7. In the Mood for Food
While you’re gradually reducing the amount of breast milk in your child’s diet, keep introducing new solid foods. Offer new fruit, vegetables, meat, and grains, one at a time. This is the time to get your child excited about food, not to mention the pleasure of sharing a meal together. On that note, try to feed your baby the same foods you’re eating. (Just reserve a bit of tonight’s veggies before adding any seasonings, grind up, and serve.)
8. Too Much Milk?
If you’re suffering from engorged breasts, help is on the way. Try ice packs, Ibuprofen or a combination of the two. As a last ditch effort, break out your breast pump and use the expressed milk in your baby’s next bowl of cereal.
9. Talking Turkey
Going cold turkey? It’s definitely straightforward but there can be drawbacks to this method. Your baby may not be ready to switch to a bottle (or stop drinking milk all together) and your breasts will almost certainly suffer from engorgement if you go from heavy nursing to nothing all at once. It’s more common for mothers of children well past the one-year (or two-year) mark to resort to this method.

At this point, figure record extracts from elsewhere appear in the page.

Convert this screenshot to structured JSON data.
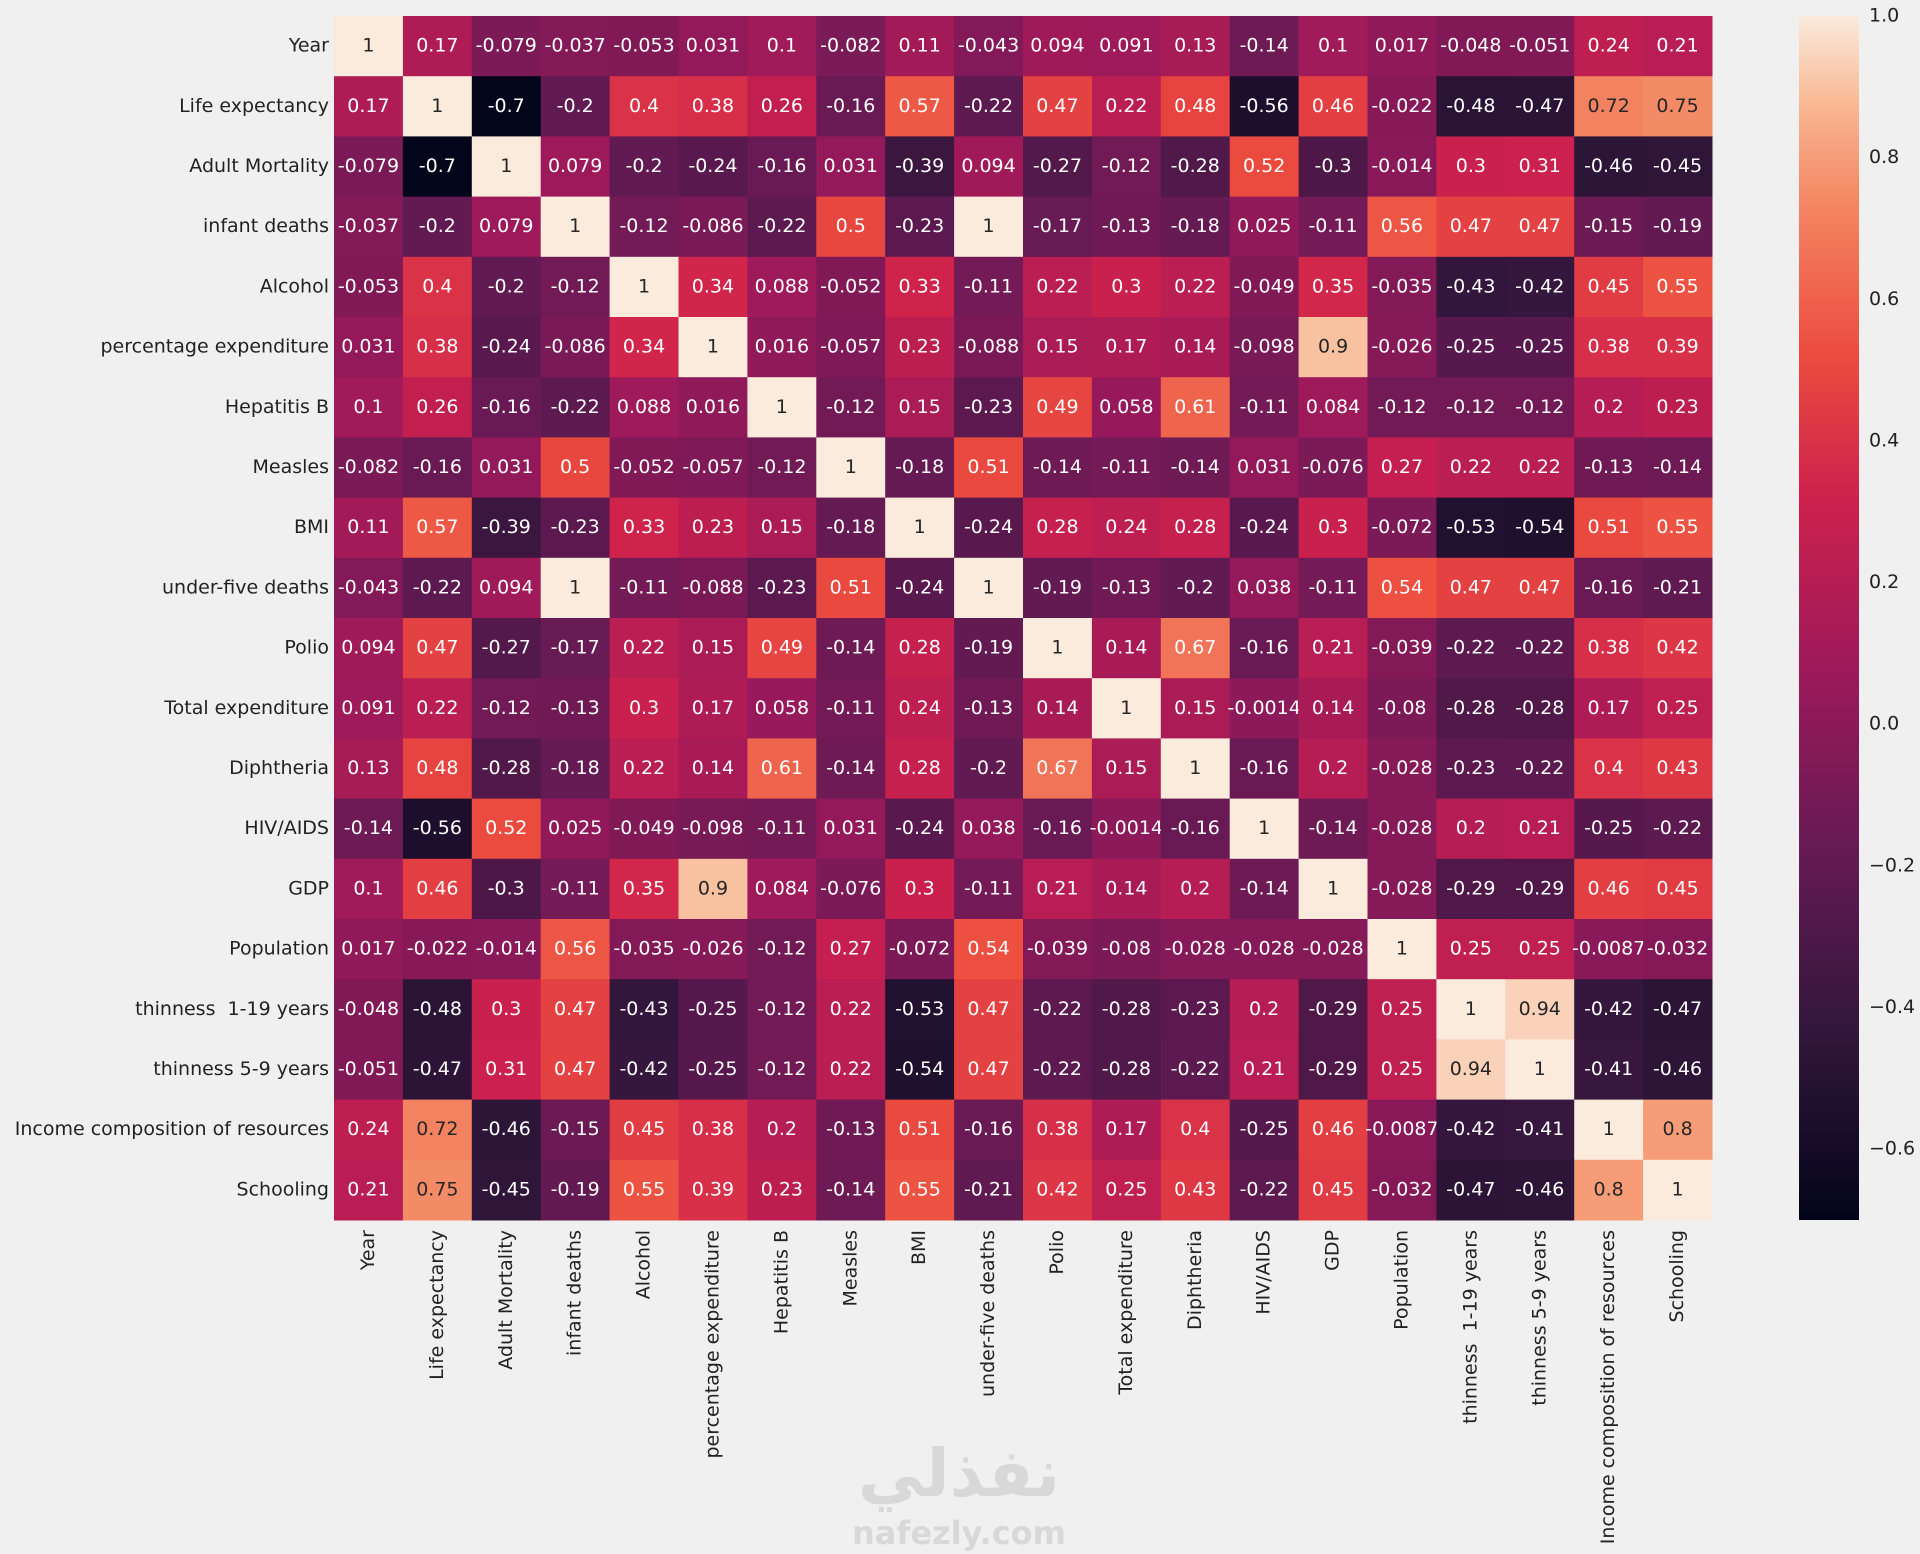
{
  "chart_data": {
    "type": "heatmap",
    "colormap": "rocket",
    "categories": [
      "Year",
      "Life expectancy",
      "Adult Mortality",
      "infant deaths",
      "Alcohol",
      "percentage expenditure",
      "Hepatitis B",
      "Measles",
      "BMI",
      "under-five deaths",
      "Polio",
      "Total expenditure",
      "Diphtheria",
      "HIV/AIDS",
      "GDP",
      "Population",
      "thinness  1-19 years",
      "thinness 5-9 years",
      "Income composition of resources",
      "Schooling"
    ],
    "values": [
      [
        1,
        0.17,
        -0.079,
        -0.037,
        -0.053,
        0.031,
        0.1,
        -0.082,
        0.11,
        -0.043,
        0.094,
        0.091,
        0.13,
        -0.14,
        0.1,
        0.017,
        -0.048,
        -0.051,
        0.24,
        0.21
      ],
      [
        0.17,
        1,
        -0.7,
        -0.2,
        0.4,
        0.38,
        0.26,
        -0.16,
        0.57,
        -0.22,
        0.47,
        0.22,
        0.48,
        -0.56,
        0.46,
        -0.022,
        -0.48,
        -0.47,
        0.72,
        0.75
      ],
      [
        -0.079,
        -0.7,
        1,
        0.079,
        -0.2,
        -0.24,
        -0.16,
        0.031,
        -0.39,
        0.094,
        -0.27,
        -0.12,
        -0.28,
        0.52,
        -0.3,
        -0.014,
        0.3,
        0.31,
        -0.46,
        -0.45
      ],
      [
        -0.037,
        -0.2,
        0.079,
        1,
        -0.12,
        -0.086,
        -0.22,
        0.5,
        -0.23,
        1,
        -0.17,
        -0.13,
        -0.18,
        0.025,
        -0.11,
        0.56,
        0.47,
        0.47,
        -0.15,
        -0.19
      ],
      [
        -0.053,
        0.4,
        -0.2,
        -0.12,
        1,
        0.34,
        0.088,
        -0.052,
        0.33,
        -0.11,
        0.22,
        0.3,
        0.22,
        -0.049,
        0.35,
        -0.035,
        -0.43,
        -0.42,
        0.45,
        0.55
      ],
      [
        0.031,
        0.38,
        -0.24,
        -0.086,
        0.34,
        1,
        0.016,
        -0.057,
        0.23,
        -0.088,
        0.15,
        0.17,
        0.14,
        -0.098,
        0.9,
        -0.026,
        -0.25,
        -0.25,
        0.38,
        0.39
      ],
      [
        0.1,
        0.26,
        -0.16,
        -0.22,
        0.088,
        0.016,
        1,
        -0.12,
        0.15,
        -0.23,
        0.49,
        0.058,
        0.61,
        -0.11,
        0.084,
        -0.12,
        -0.12,
        -0.12,
        0.2,
        0.23
      ],
      [
        -0.082,
        -0.16,
        0.031,
        0.5,
        -0.052,
        -0.057,
        -0.12,
        1,
        -0.18,
        0.51,
        -0.14,
        -0.11,
        -0.14,
        0.031,
        -0.076,
        0.27,
        0.22,
        0.22,
        -0.13,
        -0.14
      ],
      [
        0.11,
        0.57,
        -0.39,
        -0.23,
        0.33,
        0.23,
        0.15,
        -0.18,
        1,
        -0.24,
        0.28,
        0.24,
        0.28,
        -0.24,
        0.3,
        -0.072,
        -0.53,
        -0.54,
        0.51,
        0.55
      ],
      [
        -0.043,
        -0.22,
        0.094,
        1,
        -0.11,
        -0.088,
        -0.23,
        0.51,
        -0.24,
        1,
        -0.19,
        -0.13,
        -0.2,
        0.038,
        -0.11,
        0.54,
        0.47,
        0.47,
        -0.16,
        -0.21
      ],
      [
        0.094,
        0.47,
        -0.27,
        -0.17,
        0.22,
        0.15,
        0.49,
        -0.14,
        0.28,
        -0.19,
        1,
        0.14,
        0.67,
        -0.16,
        0.21,
        -0.039,
        -0.22,
        -0.22,
        0.38,
        0.42
      ],
      [
        0.091,
        0.22,
        -0.12,
        -0.13,
        0.3,
        0.17,
        0.058,
        -0.11,
        0.24,
        -0.13,
        0.14,
        1,
        0.15,
        -0.0014,
        0.14,
        -0.08,
        -0.28,
        -0.28,
        0.17,
        0.25
      ],
      [
        0.13,
        0.48,
        -0.28,
        -0.18,
        0.22,
        0.14,
        0.61,
        -0.14,
        0.28,
        -0.2,
        0.67,
        0.15,
        1,
        -0.16,
        0.2,
        -0.028,
        -0.23,
        -0.22,
        0.4,
        0.43
      ],
      [
        -0.14,
        -0.56,
        0.52,
        0.025,
        -0.049,
        -0.098,
        -0.11,
        0.031,
        -0.24,
        0.038,
        -0.16,
        -0.0014,
        -0.16,
        1,
        -0.14,
        -0.028,
        0.2,
        0.21,
        -0.25,
        -0.22
      ],
      [
        0.1,
        0.46,
        -0.3,
        -0.11,
        0.35,
        0.9,
        0.084,
        -0.076,
        0.3,
        -0.11,
        0.21,
        0.14,
        0.2,
        -0.14,
        1,
        -0.028,
        -0.29,
        -0.29,
        0.46,
        0.45
      ],
      [
        0.017,
        -0.022,
        -0.014,
        0.56,
        -0.035,
        -0.026,
        -0.12,
        0.27,
        -0.072,
        0.54,
        -0.039,
        -0.08,
        -0.028,
        -0.028,
        -0.028,
        1,
        0.25,
        0.25,
        -0.0087,
        -0.032
      ],
      [
        -0.048,
        -0.48,
        0.3,
        0.47,
        -0.43,
        -0.25,
        -0.12,
        0.22,
        -0.53,
        0.47,
        -0.22,
        -0.28,
        -0.23,
        0.2,
        -0.29,
        0.25,
        1,
        0.94,
        -0.42,
        -0.47
      ],
      [
        -0.051,
        -0.47,
        0.31,
        0.47,
        -0.42,
        -0.25,
        -0.12,
        0.22,
        -0.54,
        0.47,
        -0.22,
        -0.28,
        -0.22,
        0.21,
        -0.29,
        0.25,
        0.94,
        1,
        -0.41,
        -0.46
      ],
      [
        0.24,
        0.72,
        -0.46,
        -0.15,
        0.45,
        0.38,
        0.2,
        -0.13,
        0.51,
        -0.16,
        0.38,
        0.17,
        0.4,
        -0.25,
        0.46,
        -0.0087,
        -0.42,
        -0.41,
        1,
        0.8
      ],
      [
        0.21,
        0.75,
        -0.45,
        -0.19,
        0.55,
        0.39,
        0.23,
        -0.14,
        0.55,
        -0.21,
        0.42,
        0.25,
        0.43,
        -0.22,
        0.45,
        -0.032,
        -0.47,
        -0.46,
        0.8,
        1
      ]
    ],
    "zlim": [
      -0.7,
      1
    ],
    "zticks": [
      {
        "value": 1,
        "label": "1.0"
      },
      {
        "value": 0.8,
        "label": "0.8"
      },
      {
        "value": 0.6,
        "label": "0.6"
      },
      {
        "value": 0.4,
        "label": "0.4"
      },
      {
        "value": 0.2,
        "label": "0.2"
      },
      {
        "value": 0,
        "label": "0.0"
      },
      {
        "value": -0.2,
        "label": "−0.2"
      },
      {
        "value": -0.4,
        "label": "−0.4"
      },
      {
        "value": -0.6,
        "label": "−0.6"
      }
    ]
  },
  "watermark": [
    "نفذلي",
    "nafezly.com"
  ]
}
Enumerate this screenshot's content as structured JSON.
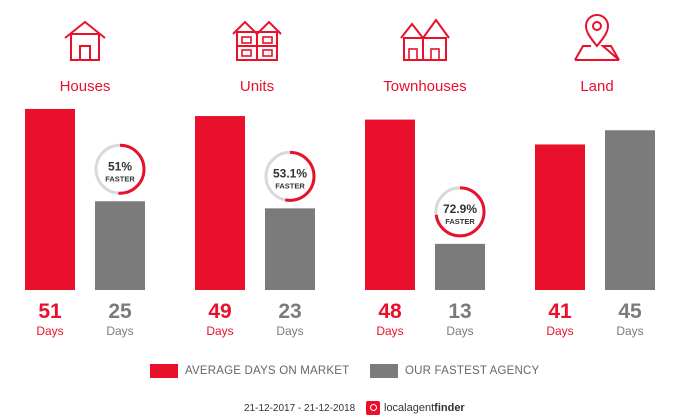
{
  "colors": {
    "primary": "#e8102a",
    "secondary": "#7b7b7b",
    "ring_track": "#d9d9d9"
  },
  "chart_data": {
    "type": "bar",
    "categories": [
      "Houses",
      "Units",
      "Townhouses",
      "Land"
    ],
    "icons": [
      "house-icon",
      "units-icon",
      "townhouses-icon",
      "land-pin-icon"
    ],
    "series": [
      {
        "name": "AVERAGE DAYS ON MARKET",
        "values": [
          51,
          49,
          48,
          41
        ]
      },
      {
        "name": "OUR FASTEST AGENCY",
        "values": [
          25,
          23,
          13,
          45
        ]
      }
    ],
    "value_unit": "Days",
    "faster": [
      {
        "category": "Houses",
        "percent": 51,
        "label": "51%",
        "text": "FASTER"
      },
      {
        "category": "Units",
        "percent": 53.1,
        "label": "53.1%",
        "text": "FASTER"
      },
      {
        "category": "Townhouses",
        "percent": 72.9,
        "label": "72.9%",
        "text": "FASTER"
      },
      null
    ],
    "ylim": [
      0,
      55
    ],
    "legend_position": "bottom"
  },
  "legend": [
    {
      "label": "AVERAGE DAYS ON MARKET"
    },
    {
      "label": "OUR FASTEST AGENCY"
    }
  ],
  "footer": {
    "date_range": "21-12-2017 - 21-12-2018",
    "brand_light": "localagent",
    "brand_bold": "finder"
  }
}
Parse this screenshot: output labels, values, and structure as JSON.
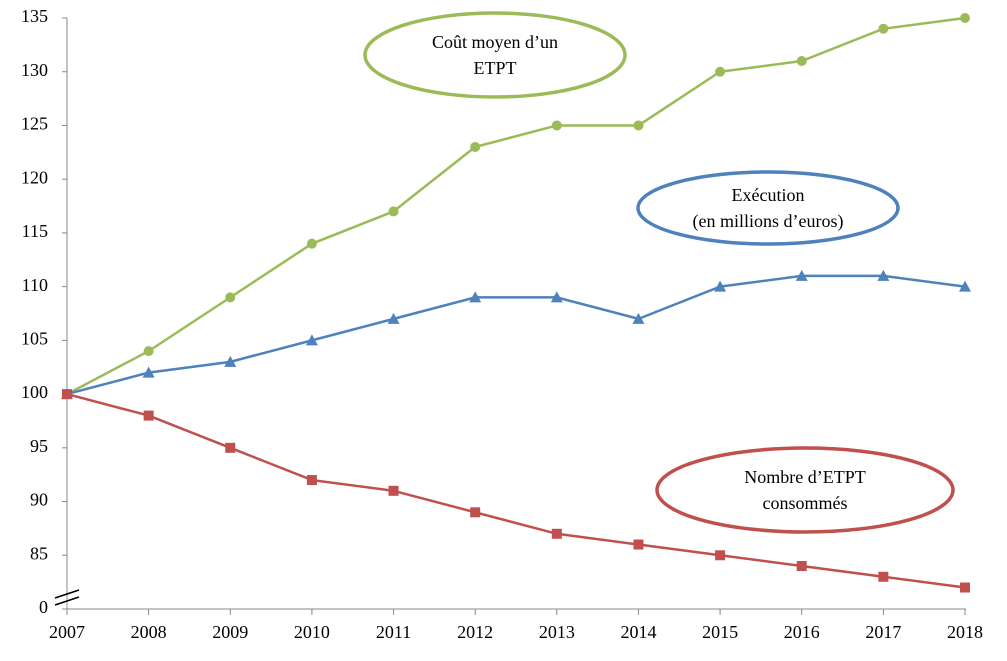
{
  "chart_data": {
    "type": "line",
    "x": [
      "2007",
      "2008",
      "2009",
      "2010",
      "2011",
      "2012",
      "2013",
      "2014",
      "2015",
      "2016",
      "2017",
      "2018"
    ],
    "series": [
      {
        "name": "Coût moyen d’un\nETPT",
        "color": "#9bbb59",
        "marker": "circle",
        "values": [
          100,
          104,
          109,
          114,
          117,
          123,
          125,
          125,
          130,
          131,
          134,
          135
        ]
      },
      {
        "name": "Exécution\n(en millions d’euros)",
        "color": "#4f81bd",
        "marker": "triangle",
        "values": [
          100,
          102,
          103,
          105,
          107,
          109,
          109,
          107,
          110,
          111,
          111,
          110
        ]
      },
      {
        "name": "Nombre d’ETPT\nconsommés",
        "color": "#c0504d",
        "marker": "square",
        "values": [
          100,
          98,
          95,
          92,
          91,
          89,
          87,
          86,
          85,
          84,
          83,
          82
        ]
      }
    ],
    "ylim": [
      0,
      135
    ],
    "y_break": [
      0,
      80
    ],
    "yticks": [
      0,
      85,
      90,
      95,
      100,
      105,
      110,
      115,
      120,
      125,
      130,
      135
    ]
  }
}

If this sounds familiar, try Nuk Warm or Cool Relief Packs to soothe tenderness.
10. Tender Is the Night
The last thing you want is to replace snuggles with screaming. If your toddler’s habit is feeding before bed, try introducing a new stuffed animal, night light, or a special bedtime book. Even new sheets or a comforting new pillow could shake up your evening routine enough to drop a feed at that time.
11. Toddler Trouble
For this age group, weaning is basically a matter of habit rather than one of nutrition. If your child is over 1 year old, eating and drinking a variety of foods but reluctant to give up the breast, try switching your habits one at a time but do it slowly. And don’t expect it to be effortless. The only thing toddlers like less than being told what to do is being told no. Don’t feel guilty. Hold your ground. And think of it this way: you’ll enjoy nice lingerie again. Soon.